En el último número de Revista Española de Cirugía Ortopédica y Traumatología (RECOT) Se ha publicado un estudio en pacientes operados con este método quirúrgico para corregir la displasia. Él Dr. Manel Ribas, quien lidera el equipo médico de la Unidad de Cadera del Departamento de Cirugía Ortopédica y Traumatología del Hospital Universitario Dexeus quien realizó este estudio, explica que “se trata de un estudio retrospectivo sobre 131 pacientes operados por osteotomía periacetabular con abordaje mínimamente invasivo entre 2007 y 2016, que concluye que esta técnica permite restaurar la cobertura del acetábulo corrigiendo el displasia, mejorando la capacidad funcional y la calidad de vida de los pacientes operados ”. Manel Ribas aprendió la técnica del profesor Söballe en 2006 y la puso en práctica en 2007 en el Hospital Universitari Dexeus.
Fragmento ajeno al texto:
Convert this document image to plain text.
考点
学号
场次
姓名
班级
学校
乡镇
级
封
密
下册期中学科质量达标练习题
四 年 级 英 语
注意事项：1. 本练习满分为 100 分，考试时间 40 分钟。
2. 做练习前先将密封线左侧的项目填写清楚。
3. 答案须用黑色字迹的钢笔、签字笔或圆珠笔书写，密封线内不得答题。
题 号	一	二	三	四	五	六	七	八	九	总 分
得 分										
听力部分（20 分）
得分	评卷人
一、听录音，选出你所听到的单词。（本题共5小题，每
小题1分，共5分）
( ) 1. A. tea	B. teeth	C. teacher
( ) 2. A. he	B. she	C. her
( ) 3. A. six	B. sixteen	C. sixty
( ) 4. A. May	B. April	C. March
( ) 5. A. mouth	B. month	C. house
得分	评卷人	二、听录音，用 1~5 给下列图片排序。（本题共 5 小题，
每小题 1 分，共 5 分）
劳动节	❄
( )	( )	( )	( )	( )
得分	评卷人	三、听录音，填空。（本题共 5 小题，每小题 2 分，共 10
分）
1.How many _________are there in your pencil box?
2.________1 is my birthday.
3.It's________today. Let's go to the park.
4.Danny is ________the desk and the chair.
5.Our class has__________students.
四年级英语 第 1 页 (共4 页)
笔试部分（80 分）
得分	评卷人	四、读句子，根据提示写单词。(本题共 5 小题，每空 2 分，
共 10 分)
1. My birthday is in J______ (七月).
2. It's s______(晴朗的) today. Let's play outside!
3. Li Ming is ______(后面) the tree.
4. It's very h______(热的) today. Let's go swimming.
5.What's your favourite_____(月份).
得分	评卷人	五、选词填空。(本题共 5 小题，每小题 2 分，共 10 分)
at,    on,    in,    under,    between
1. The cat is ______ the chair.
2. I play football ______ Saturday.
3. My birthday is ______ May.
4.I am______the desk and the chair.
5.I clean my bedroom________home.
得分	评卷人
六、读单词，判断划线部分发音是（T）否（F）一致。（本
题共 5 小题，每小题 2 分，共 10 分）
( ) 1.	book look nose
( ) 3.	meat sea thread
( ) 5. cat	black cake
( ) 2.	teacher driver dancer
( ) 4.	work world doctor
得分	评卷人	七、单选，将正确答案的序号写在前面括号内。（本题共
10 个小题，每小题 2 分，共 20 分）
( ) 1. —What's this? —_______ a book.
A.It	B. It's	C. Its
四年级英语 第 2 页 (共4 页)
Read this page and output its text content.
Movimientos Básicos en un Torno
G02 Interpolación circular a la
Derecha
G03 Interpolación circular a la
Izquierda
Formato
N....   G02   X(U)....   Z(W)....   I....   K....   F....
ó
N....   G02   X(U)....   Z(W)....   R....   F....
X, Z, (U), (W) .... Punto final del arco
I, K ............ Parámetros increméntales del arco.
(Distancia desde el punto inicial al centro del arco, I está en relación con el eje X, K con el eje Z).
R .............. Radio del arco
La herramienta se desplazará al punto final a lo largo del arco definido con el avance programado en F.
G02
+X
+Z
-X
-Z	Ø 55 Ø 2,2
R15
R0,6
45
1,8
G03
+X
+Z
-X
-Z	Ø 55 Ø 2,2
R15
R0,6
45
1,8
Con esta técnica, al ser mínimamente invasiva, se obtiene menos tiempo en el quirófano, menos dolor postoperatorio y rápida recuperación funcional. «Cuatro años después de la operación, el 98 por ciento de los pacientes no necesitó realizar otro procedimiento, ya que la cirugía resolvió por completo la displasia», agrega el Doctor Luis Ramírez Núñez, cirujano de la Unidad de Cadera y primer firmante del estudio El paciente ya no es displásico.

Desde que el Dr. Ribas realizó la primera osteotomía periacetabular mínimamente invasiva en 2007, el Hospital Universitario Dexeus se ha convertido en un referente y ha realizado más de 500 cirugías con este método desde entonces.